Define supported languages and tree-sitter grammars; fail closed on unknown extensions.
Chunk at function/class boundaries with signature headers on splits.
Attach symbol metadata and commit SHA to every vector payload.
Run secret scanning and license checks before ingest.
Build BM25 + dense indexes; fuse with RRF or rerank top 30.
Implement one-hop caller/callee expansion with dedup before synthesis.
Reindex incrementally on push to default branch; TTL stale branches.
Measure recall@k on file path and human answer accuracy weekly.

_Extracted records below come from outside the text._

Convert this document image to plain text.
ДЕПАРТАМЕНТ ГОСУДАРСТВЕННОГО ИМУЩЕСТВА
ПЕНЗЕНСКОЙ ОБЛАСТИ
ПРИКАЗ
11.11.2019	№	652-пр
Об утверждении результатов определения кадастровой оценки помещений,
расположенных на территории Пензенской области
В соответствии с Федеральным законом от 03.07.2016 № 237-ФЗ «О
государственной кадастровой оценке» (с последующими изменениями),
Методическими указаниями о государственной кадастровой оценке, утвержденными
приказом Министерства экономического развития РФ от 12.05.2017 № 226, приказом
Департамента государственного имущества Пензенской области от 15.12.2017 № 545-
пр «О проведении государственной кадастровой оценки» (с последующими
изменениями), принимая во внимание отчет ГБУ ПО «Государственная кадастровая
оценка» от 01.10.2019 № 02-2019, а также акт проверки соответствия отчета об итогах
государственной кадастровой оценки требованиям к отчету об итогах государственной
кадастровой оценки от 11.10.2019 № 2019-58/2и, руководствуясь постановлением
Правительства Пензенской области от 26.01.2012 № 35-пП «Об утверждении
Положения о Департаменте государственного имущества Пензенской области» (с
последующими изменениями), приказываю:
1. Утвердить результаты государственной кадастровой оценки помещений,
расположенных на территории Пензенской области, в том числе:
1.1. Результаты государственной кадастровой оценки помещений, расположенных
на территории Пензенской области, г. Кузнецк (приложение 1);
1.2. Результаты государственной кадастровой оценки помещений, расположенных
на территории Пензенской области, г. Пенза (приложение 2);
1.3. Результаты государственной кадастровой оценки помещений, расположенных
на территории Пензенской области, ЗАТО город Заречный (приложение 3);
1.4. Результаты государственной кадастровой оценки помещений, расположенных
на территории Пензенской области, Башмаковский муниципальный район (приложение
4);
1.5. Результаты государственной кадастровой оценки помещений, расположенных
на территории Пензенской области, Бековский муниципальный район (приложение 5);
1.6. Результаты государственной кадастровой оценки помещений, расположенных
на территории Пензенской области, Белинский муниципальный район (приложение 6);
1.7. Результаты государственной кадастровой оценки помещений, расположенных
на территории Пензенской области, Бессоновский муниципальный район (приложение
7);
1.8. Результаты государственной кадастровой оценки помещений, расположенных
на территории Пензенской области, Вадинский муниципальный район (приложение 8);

Log retrieved paths and commits for debugging wrong answers.
Document escalation to agentic search when single-shot retrieval fails.

Key takeaways

Source code needs syntax-aware chunks and symbol metadata — fixed token windows over raw files break functions and miss imports.
Hybrid lexical plus dense retrieval outperforms either alone on real developer questions that mix behavior and identifier names.
One-hop dependency expansion along call and import edges fixes cross-file answers that vector search alone cannot reach.
Harbor Engineering raised correct-file recall@5 from 54% to 87% with AST chunks, BM25 fusion, and callee expansion — fewer chunks, lower token spend.
Treat repos as versioned, ACL-scoped indexes: respect .gitignore, pin commit SHA, and never ingest secrets or build output.